For the March 2026 quarter, GAIL reported revenue from operations of ₹35,705 crore, slightly higher than ₹35,303 crore in the previous quarter.
However, earnings before interest, tax, depreciation, and amortisation (EBITDA) declined to ₹2,703 crore from ₹3,610 crore quarter-on-quarter. Profit after tax (PAT), excluding minority interest, also fell to ₹1,485 crore compared to ₹1,756 crore in Q3 FY26.
On a standalone basis, net profit dropped 21 per cent sequentially to ₹1,262 crore, while EBITDA plunged 56.5 per cent due to weaker margins and pressure across several business segments.
The company’s EBITDA margin contracted sharply to 3.31 per cent from 7.79 per cent in the previous quarter.
Analysts attributed the weaker profitability to challenges in the petrochemical business, softer product realisations, higher gas costs, and losses in the marketing segment linked to forex liabilities and provisions on receivables.
Despite this, gas transmission volumes remained strong and exceeded analyst expectations.
GAIL’s board recommended a final dividend of ₹0.50 per equity share for FY26, subject to shareholder approval.
This comes in addition to the interim dividend of ₹5 per share already announced earlier, taking the total dividend payout ratio for the year to nearly 52 per cent.
The strong dividend payout supported investor confidence in the stock.

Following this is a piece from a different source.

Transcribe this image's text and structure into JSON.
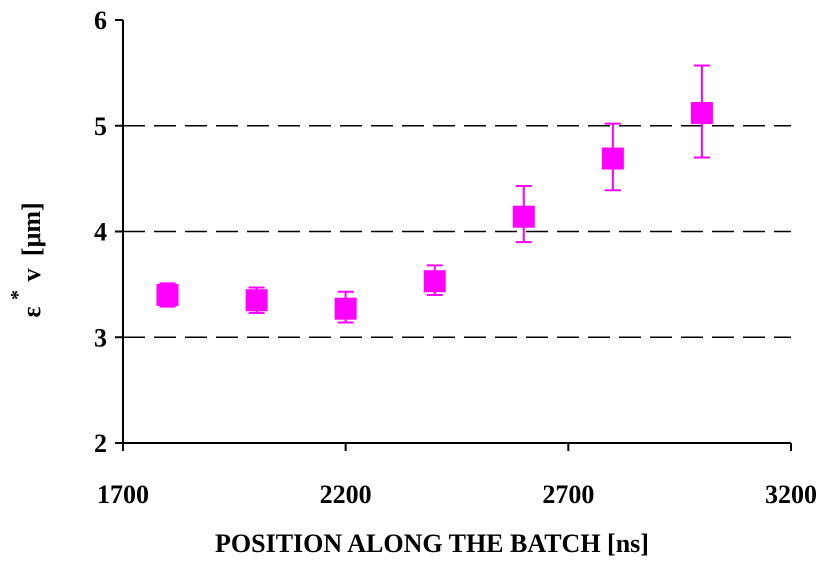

Brokerages maintained a positive stance on the company despite the mixed quarterly numbers.
Motilal Oswal Financial Services retained its “Buy” rating on GAIL with a target price of ₹184, citing attractive valuations, healthy free cash flow, and stable gas transmission growth prospects.
The brokerage highlighted that management expects FY27 gas transmission volumes to remain around 115 mmscmd, with potential upside if geopolitical conditions improve.
Meanwhile, JM Financial also maintained a “Buy” rating while revising its target price slightly lower to ₹190 from ₹195.
Analysts noted that stronger gas transmission earnings and stable LNG pricing trends continue to support the company’s long-term outlook.
During FY26, GAIL invested ₹9,594 crore in capital expenditure, mainly towards pipeline infrastructure, petrochemical projects, and operational expansion.
The company also expanded its CNG network through its subsidiary GAIL Gas, adding 88 new stations during the year, with further expansion planned over the next two years.
Going forward, investors are expected to closely monitor progress in GAIL’s petrochemical projects, proposed fertiliser ventures, gas transmission tariffs, and recovery in operating margins.
While short-term earnings pressure remains a concern, analysts believe the stock continues to offer value due to its strong market position, infrastructure expansion plans, and consistent dividend support.